Daine usually keep their wings folded neatly
behind them, except when doing stuff like talking
or fighting or having sex. As I said, they use
wings for pointing and gesticulating. (A Daine
orator would be a sight!) Excitement (as when old
friends meet) is shown by a rapdid movement of
the "hand" up to about 90deg, then back down
again (sort of like how you see women throw their
arms up in order to hug each other). An
adversarial or indignant stance is signalled by a
triangular stance (the upper segment is 90deg to
the body, the middle segments meet over or behind
the head and the "hands" point down to the ground
at about 45deg. Hands will also be on hips). They
often hug each other with their wings as well as
arms; and when walking side by side, people
usually have their arms around each other and
their wings intertwined. They spread them out a
little when they wrestle or fight, and sometimes
try to put the long feathers at the wingtip into
their opponent's face to blind or distract him.

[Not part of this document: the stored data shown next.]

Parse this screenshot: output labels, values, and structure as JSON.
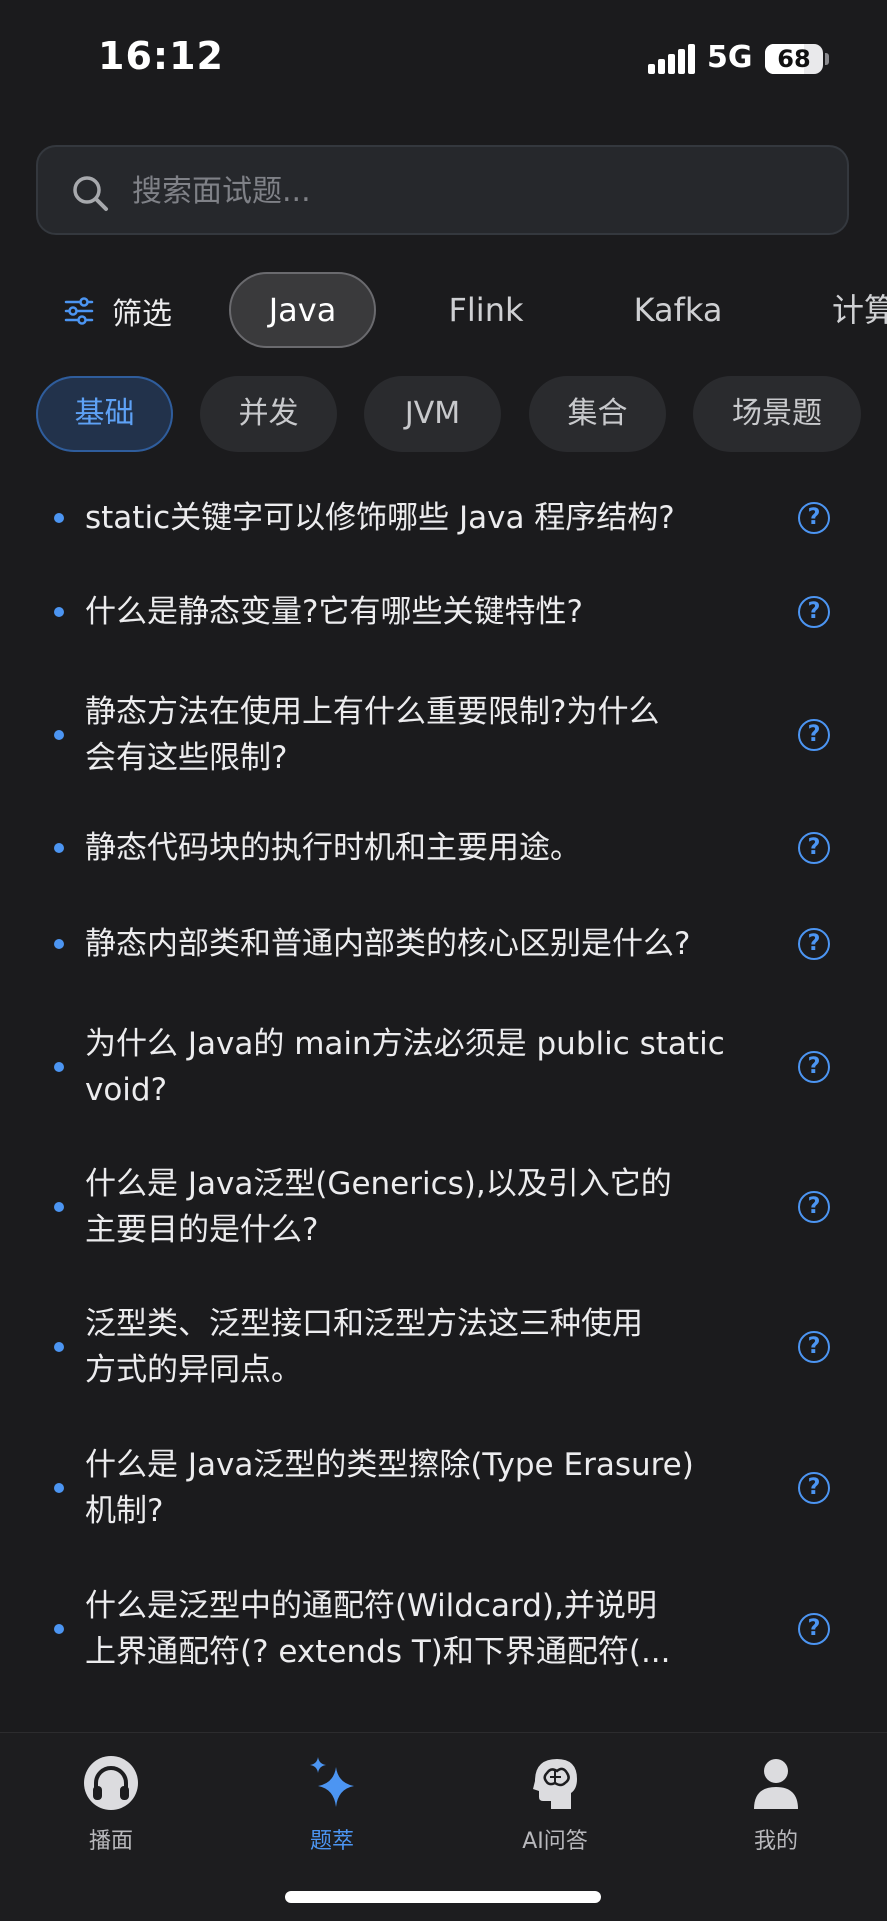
{
  "status": {
    "time": "16:12",
    "network": "5G",
    "battery": "68",
    "battery_level": 0.68
  },
  "search": {
    "placeholder": "搜索面试题..."
  },
  "filter": {
    "label": "筛选"
  },
  "categories": [
    "Java",
    "Flink",
    "Kafka",
    "计算"
  ],
  "active_category": "Java",
  "subcategories": [
    "基础",
    "并发",
    "JVM",
    "集合",
    "场景题"
  ],
  "active_subcategory": "基础",
  "questions": [
    {
      "line1": "static关键字可以修饰哪些 Java 程序结构?",
      "line2": ""
    },
    {
      "line1": "什么是静态变量?它有哪些关键特性?",
      "line2": ""
    },
    {
      "line1": "静态方法在使用上有什么重要限制?为什么",
      "line2": "会有这些限制?"
    },
    {
      "line1": "静态代码块的执行时机和主要用途。",
      "line2": ""
    },
    {
      "line1": "静态内部类和普通内部类的核心区别是什么?",
      "line2": ""
    },
    {
      "line1": "为什么 Java的 main方法必须是 public static",
      "line2": "void?"
    },
    {
      "line1": "什么是 Java泛型(Generics),以及引入它的",
      "line2": "主要目的是什么?"
    },
    {
      "line1": "泛型类、泛型接口和泛型方法这三种使用",
      "line2": "方式的异同点。"
    },
    {
      "line1": "什么是 Java泛型的类型擦除(Type Erasure)",
      "line2": "机制?"
    },
    {
      "line1": "什么是泛型中的通配符(Wildcard),并说明",
      "line2": "上界通配符(? extends T)和下界通配符(..."
    }
  ],
  "help_glyph": "?",
  "tabbar": {
    "items": [
      {
        "label": "播面",
        "icon": "headphones-icon"
      },
      {
        "label": "题萃",
        "icon": "sparkle-icon"
      },
      {
        "label": "AI问答",
        "icon": "ai-brain-icon"
      },
      {
        "label": "我的",
        "icon": "person-icon"
      }
    ],
    "active": "题萃"
  },
  "colors": {
    "accent": "#4c95f2",
    "background": "#1b1b1d",
    "chip": "#2a2b2e",
    "active_chip": "#22324b"
  }
}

Sometimes they use the bony bit at the wrist to
strike an opponent. When flirting, men will
unfold their wings a little to show off any curve
and to show off the length of their wings. When
making love, a Daine's wings involuntarily unfold
and if unhindered will point up (above the head).

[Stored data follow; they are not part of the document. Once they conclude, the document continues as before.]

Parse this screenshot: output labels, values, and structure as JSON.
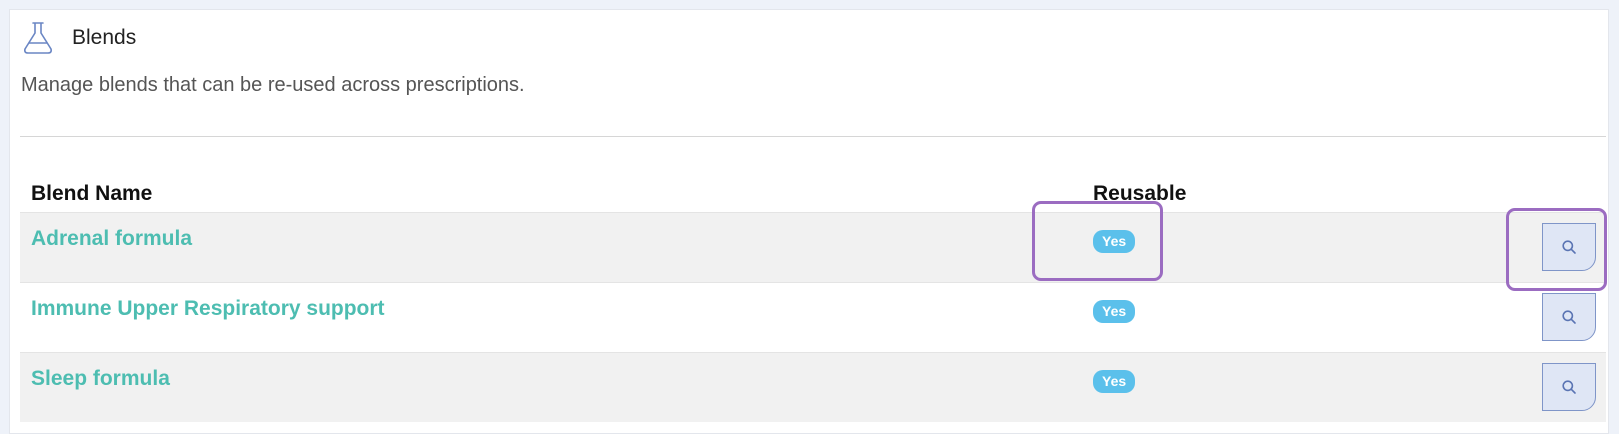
{
  "header": {
    "icon": "flask-icon",
    "title": "Blends",
    "subtitle": "Manage blends that can be re-used across prescriptions."
  },
  "table": {
    "columns": {
      "name": "Blend Name",
      "reusable": "Reusable"
    },
    "rows": [
      {
        "name": "Adrenal formula",
        "reusable": "Yes"
      },
      {
        "name": "Immune Upper Respiratory support",
        "reusable": "Yes"
      },
      {
        "name": "Sleep formula",
        "reusable": "Yes"
      }
    ],
    "action_icon": "search-icon"
  },
  "colors": {
    "link": "#4dbdb1",
    "badge": "#5bc0eb",
    "highlight": "#9b6cc1",
    "button_bg": "#dfe6f5",
    "button_border": "#7f95c8"
  }
}
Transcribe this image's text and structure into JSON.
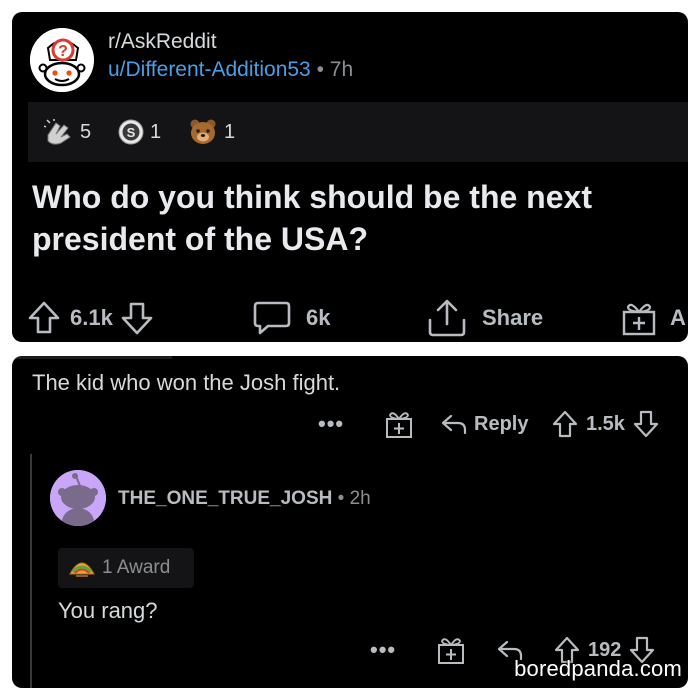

It is considered a mark of close friendship or
family relationship to allow someone to preen and
comb out your feathers. They use the _carman an
tyellow_ for this, and it's a narrow comb with
long broad picks on one end and a single pick at
the other. While humans might consider it a
landmark to kiss for the first time; a Daine boy
considers it quite the hurdle passed when his
girlfriend allows him to comb out her wing
The primary feather colour generally matches the
primary hair colour. So, brown haired people have
brown wings; but they may also have some yellow,
tan, white or even black feathers mixed in there
(which are secondary colours). Some people have
mottled patterns in their feathers; some even
have mottled hair colour (areas of brown, tan,
A common pattern is to exhibit darker hair and
feathers on one side and lighter hair and
feathers on the other. The effect is spectacular
in black coloured individuals - where perhaps the
left wing will have black feathers and the left
armpit black hair; across the chest the hair
lightens and the head is a swirl of black, white
and perhaps grey; the right armpit is white and
so is the right wing. The effect is frightening
if the eyes are coloured differently as well!
Hm. We haven't talked about actual corpses for a
while. One of the funeral preparations amongst
all Daine is combing out the feathers and the
hair. A hair comb is called _tamack_. A corpse's
wings are arranged in a natural pose, rigor
granting, and the hair is often plaited and
twined with flowers or pretty vines.
fas peryn omen c' yng ach h-yst yn caleor peryn ndia;
enffoge yn omen ach h-yst yn caleor per la gouitha.